# Ball Perfect Mason Mold # 41



## Jim (Jul 21, 2006)

I dug a quart Ball Perfect Mason jar tonight with mold number 41 on the bottom. I know that the 25, 41 and 51 were not usual mold numbers. This is the first one that I have found with a number higher than 15. Is there any significant value to a quart 41, or is it just another common Perfect Mason? Many Thanks, Jim


----------



## bobclay (Jul 22, 2006)

Hi Jim,

 The number 41 and 51 are definitely not a common jar, and I've only heard of 1 number 25. But they really have little value other than for someone trying to complete a set of the known mould numbered Perfect Mason jars.
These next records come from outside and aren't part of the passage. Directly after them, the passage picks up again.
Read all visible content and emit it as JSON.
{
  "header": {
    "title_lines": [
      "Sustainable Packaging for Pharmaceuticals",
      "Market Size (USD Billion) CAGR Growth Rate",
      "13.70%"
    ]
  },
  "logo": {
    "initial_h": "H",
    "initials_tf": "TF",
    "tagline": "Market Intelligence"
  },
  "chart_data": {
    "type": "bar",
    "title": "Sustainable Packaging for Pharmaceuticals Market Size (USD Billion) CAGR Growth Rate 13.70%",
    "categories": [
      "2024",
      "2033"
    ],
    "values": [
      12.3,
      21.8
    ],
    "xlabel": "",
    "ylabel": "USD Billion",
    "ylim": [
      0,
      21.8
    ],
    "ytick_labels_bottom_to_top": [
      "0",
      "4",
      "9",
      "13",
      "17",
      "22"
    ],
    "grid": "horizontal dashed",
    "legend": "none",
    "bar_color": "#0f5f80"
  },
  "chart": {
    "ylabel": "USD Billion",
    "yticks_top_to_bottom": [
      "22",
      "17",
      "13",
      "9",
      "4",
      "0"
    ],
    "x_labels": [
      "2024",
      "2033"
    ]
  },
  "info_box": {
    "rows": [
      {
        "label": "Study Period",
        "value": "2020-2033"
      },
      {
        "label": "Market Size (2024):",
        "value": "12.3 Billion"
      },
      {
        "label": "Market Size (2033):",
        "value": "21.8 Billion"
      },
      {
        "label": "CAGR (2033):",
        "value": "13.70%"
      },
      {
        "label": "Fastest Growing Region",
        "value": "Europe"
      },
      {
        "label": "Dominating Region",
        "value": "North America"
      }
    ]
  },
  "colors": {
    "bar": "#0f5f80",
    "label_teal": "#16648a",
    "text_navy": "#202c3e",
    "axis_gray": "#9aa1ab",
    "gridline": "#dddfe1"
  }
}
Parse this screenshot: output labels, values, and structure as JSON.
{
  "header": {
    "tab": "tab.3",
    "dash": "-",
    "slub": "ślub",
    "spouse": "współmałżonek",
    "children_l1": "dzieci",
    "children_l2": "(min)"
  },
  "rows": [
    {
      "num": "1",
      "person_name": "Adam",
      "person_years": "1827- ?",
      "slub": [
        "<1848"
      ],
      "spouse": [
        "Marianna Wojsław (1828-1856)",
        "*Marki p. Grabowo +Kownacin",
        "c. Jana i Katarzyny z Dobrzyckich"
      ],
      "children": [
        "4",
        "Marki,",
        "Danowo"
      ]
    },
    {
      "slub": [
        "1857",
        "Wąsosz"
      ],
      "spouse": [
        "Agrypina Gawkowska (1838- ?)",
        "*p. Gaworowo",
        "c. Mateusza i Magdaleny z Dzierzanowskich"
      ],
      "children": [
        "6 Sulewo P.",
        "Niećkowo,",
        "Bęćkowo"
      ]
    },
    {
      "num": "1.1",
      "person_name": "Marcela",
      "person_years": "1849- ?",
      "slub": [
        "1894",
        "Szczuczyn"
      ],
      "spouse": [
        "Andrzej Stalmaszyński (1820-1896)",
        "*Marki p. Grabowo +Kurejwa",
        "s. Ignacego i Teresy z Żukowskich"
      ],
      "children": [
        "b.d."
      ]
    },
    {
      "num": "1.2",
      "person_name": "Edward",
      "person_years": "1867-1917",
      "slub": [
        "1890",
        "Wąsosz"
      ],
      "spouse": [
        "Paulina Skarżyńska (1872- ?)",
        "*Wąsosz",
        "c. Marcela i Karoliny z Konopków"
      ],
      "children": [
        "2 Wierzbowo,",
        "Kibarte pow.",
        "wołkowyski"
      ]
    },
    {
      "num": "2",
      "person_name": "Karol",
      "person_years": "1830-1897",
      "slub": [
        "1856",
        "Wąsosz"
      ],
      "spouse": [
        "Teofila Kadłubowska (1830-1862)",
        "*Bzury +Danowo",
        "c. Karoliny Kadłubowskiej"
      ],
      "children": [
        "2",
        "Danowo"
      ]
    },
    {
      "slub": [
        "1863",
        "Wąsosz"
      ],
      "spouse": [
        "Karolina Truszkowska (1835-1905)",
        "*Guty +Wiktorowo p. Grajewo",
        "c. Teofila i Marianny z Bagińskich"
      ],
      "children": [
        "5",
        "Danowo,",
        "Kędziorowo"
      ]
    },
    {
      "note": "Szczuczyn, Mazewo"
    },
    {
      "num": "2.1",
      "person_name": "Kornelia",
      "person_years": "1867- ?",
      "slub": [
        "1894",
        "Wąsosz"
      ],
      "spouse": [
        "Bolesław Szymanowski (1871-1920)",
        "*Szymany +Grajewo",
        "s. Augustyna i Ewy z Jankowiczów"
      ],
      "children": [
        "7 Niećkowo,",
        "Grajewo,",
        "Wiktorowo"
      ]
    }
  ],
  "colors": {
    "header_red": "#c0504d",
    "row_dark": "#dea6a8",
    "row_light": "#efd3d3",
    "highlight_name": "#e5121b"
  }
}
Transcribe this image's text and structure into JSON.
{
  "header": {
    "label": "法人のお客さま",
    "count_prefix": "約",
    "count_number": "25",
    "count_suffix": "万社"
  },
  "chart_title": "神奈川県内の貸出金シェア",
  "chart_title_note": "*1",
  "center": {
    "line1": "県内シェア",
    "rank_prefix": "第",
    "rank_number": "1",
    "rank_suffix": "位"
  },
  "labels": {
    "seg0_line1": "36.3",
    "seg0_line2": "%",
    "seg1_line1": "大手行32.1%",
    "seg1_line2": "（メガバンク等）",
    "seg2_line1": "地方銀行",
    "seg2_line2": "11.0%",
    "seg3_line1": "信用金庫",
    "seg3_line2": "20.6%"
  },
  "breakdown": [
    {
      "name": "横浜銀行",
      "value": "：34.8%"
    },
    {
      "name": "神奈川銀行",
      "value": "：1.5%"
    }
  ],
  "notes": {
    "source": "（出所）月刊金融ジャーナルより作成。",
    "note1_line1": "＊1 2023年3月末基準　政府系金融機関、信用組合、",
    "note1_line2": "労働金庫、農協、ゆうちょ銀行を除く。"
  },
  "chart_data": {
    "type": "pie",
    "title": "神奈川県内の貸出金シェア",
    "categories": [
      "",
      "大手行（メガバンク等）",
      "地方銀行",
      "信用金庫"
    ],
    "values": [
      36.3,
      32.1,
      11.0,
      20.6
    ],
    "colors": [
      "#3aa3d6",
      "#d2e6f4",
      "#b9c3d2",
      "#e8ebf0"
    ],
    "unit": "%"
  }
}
Here's one of these on ebay right now so you can see what kind of $$$ it brings:

 http://cgi.ebay.com/ws/eBayISAPI.dll?ViewItem&item=160008145599

 Bob Clay


----------



## Jim (Jul 22, 2006)

Thanks, Bob. I'll keep an eye on that one and see what it brings. I may just keep the one I found. I had never seen even a broken base with one of the higher numbers, and I find lots of good and broken Perfect Masons. I usually don't keep them because most of them are so common, but I always look at the mold number to be sure. Thanks again for the info on the 41. Jim


----------